Daha yeni nefes alıp bölgesel banka kargaşası sona erdi derken, ticari gayrimenkulle gelebilecek bir karmaşaya hazır olmak gerekli. Çünkü geçen ay FDIC verilerine göre ABD’de küçük bankalarının yüzde 14,40’ı 2006 yılında yaşanan ticari gayrimenkul kredisi yoğunlaşmasını aştı ve 2021’de görülen seviyenin 2 katına çıktı. 100-250 milyar dolar büyüklüğe sahip bankalarda ise oran yüzde 8,15 seviyesinde.

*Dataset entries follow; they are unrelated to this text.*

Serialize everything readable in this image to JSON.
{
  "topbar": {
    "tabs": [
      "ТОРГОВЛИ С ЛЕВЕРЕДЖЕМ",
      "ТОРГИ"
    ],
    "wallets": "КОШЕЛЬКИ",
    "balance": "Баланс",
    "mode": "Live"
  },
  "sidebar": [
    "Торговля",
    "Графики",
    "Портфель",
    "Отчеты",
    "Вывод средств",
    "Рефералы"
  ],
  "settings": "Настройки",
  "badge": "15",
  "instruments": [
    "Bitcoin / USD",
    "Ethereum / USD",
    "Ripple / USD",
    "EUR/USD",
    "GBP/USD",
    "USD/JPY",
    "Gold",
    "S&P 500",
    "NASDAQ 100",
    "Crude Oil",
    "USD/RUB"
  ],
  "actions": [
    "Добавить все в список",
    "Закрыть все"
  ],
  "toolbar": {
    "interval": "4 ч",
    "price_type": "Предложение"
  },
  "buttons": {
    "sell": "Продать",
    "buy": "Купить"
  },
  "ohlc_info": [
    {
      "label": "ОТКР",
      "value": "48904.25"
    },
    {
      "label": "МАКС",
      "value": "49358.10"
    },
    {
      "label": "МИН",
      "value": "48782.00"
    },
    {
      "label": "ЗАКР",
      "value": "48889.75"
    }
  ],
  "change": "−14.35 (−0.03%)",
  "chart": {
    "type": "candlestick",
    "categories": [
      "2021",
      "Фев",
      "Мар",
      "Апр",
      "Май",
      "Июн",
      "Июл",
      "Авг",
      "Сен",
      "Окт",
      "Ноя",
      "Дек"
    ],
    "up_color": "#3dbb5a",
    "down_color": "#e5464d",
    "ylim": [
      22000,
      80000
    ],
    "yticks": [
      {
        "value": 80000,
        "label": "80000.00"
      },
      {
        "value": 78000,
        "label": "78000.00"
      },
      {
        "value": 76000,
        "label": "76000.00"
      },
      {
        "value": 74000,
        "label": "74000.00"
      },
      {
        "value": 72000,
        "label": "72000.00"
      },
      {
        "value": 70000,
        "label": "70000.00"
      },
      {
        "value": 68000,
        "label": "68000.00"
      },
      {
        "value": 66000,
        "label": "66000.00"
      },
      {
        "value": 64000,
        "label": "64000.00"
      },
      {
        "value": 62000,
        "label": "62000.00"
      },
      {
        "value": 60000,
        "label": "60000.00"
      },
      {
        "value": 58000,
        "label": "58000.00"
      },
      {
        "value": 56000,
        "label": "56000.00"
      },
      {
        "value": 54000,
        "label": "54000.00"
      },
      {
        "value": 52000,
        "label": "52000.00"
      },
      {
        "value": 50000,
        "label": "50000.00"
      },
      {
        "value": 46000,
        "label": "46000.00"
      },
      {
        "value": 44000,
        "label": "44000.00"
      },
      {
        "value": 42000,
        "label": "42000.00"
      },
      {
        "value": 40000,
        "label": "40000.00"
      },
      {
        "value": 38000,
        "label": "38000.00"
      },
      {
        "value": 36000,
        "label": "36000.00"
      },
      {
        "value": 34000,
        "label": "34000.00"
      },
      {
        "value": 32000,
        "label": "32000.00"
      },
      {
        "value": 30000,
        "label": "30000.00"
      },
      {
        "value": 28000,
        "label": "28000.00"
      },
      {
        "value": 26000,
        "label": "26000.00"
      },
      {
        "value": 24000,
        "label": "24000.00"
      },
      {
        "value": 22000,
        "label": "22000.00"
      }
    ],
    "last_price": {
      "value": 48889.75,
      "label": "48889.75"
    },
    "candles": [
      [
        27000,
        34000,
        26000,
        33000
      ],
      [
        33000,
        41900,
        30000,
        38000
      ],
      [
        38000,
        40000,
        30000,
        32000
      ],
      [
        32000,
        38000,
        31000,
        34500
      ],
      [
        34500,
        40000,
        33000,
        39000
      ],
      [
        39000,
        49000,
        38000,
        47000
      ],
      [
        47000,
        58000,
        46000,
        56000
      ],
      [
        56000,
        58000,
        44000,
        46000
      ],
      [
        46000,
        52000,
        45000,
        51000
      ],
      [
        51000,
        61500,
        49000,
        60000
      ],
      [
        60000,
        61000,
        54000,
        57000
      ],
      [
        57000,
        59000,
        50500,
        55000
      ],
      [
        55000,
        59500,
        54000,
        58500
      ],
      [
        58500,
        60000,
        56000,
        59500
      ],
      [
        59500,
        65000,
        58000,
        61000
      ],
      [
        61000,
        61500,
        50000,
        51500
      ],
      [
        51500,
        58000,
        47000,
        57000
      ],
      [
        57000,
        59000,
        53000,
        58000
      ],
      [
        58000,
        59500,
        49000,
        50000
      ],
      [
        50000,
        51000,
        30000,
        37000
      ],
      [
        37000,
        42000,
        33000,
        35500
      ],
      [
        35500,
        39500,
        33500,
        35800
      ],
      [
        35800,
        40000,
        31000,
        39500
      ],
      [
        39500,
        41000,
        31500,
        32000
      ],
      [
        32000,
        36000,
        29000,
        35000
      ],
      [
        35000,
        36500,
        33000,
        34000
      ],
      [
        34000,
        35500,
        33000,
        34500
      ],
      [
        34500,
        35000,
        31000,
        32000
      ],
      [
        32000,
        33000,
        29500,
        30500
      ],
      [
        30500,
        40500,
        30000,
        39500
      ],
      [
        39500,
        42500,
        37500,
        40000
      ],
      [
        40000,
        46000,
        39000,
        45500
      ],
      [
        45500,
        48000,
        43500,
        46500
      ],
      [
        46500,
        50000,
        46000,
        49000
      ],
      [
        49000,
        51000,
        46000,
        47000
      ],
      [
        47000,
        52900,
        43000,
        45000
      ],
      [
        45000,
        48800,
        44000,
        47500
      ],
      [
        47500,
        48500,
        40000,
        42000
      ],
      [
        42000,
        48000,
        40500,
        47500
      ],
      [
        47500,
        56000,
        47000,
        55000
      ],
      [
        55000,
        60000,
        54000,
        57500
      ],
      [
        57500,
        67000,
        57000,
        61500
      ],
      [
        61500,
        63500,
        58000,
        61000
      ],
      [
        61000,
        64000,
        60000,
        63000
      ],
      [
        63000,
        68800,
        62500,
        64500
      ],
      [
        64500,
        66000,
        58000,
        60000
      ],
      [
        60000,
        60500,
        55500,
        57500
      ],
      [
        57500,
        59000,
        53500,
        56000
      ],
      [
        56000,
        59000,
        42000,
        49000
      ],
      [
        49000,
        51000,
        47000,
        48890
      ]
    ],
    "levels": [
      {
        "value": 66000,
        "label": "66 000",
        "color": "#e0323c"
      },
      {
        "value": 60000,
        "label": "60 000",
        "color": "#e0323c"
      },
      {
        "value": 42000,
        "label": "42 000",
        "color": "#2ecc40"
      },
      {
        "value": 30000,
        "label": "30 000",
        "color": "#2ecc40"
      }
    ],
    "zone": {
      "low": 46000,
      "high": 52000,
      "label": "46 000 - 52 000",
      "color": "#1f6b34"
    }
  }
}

Fed’in 15 ay önce sıkılaşmaya başladığını göz önünde bulundurursak faizlerin artmaya başladığı dönemde küçük bankaların kredileri ticari gayrimenkullere kaydırdığının da kanıtı olarak okuyabiliriz. Hali hazırda faiz artırım sürecinin henüz sona ermediğini de hatırlatmakta fayda var. Yani merkez bankalarının faiz oranları zirveye ulaşmadan önce enflasyonun hedefe geri döndüğüne dair açık ve sürekli kanıtlar görmesi gerekeceğinden, borç verme koşullarının yakın vadede iyileşmesinin pek olası değil. Haliyle borç sahilerinin kredileri ödemesi üzerindeki risk hala devam ediyor. Diğer yandan bankaların ticari gayrimenkul kredilerinde zarar görüp görmeyeceğini veya büyüklüğünün ne olacağını konusu da hala belirsiz. JPMorgan, ABD ofis sektöründeki ticari ipoteğe dayalı menkul kıymetler (CMBS) tasfiye oranının on yılın sonunda yüzde 20'ye çıkacağını ve kredi uzatma seçeneklerinin 2025-2027'ye kadar darbeyi yalnızca hafifleteceğini tahmin ediyor. Şu an bu konu çok konuşulmuyor ama önümüzdeki aylarda Wall Street’de yeni tehdit alarmı ticari gayrimenkuller için çalabilir ve piyasada hali hazırda var olan sorunlara bir yenisi daha eklenebilir.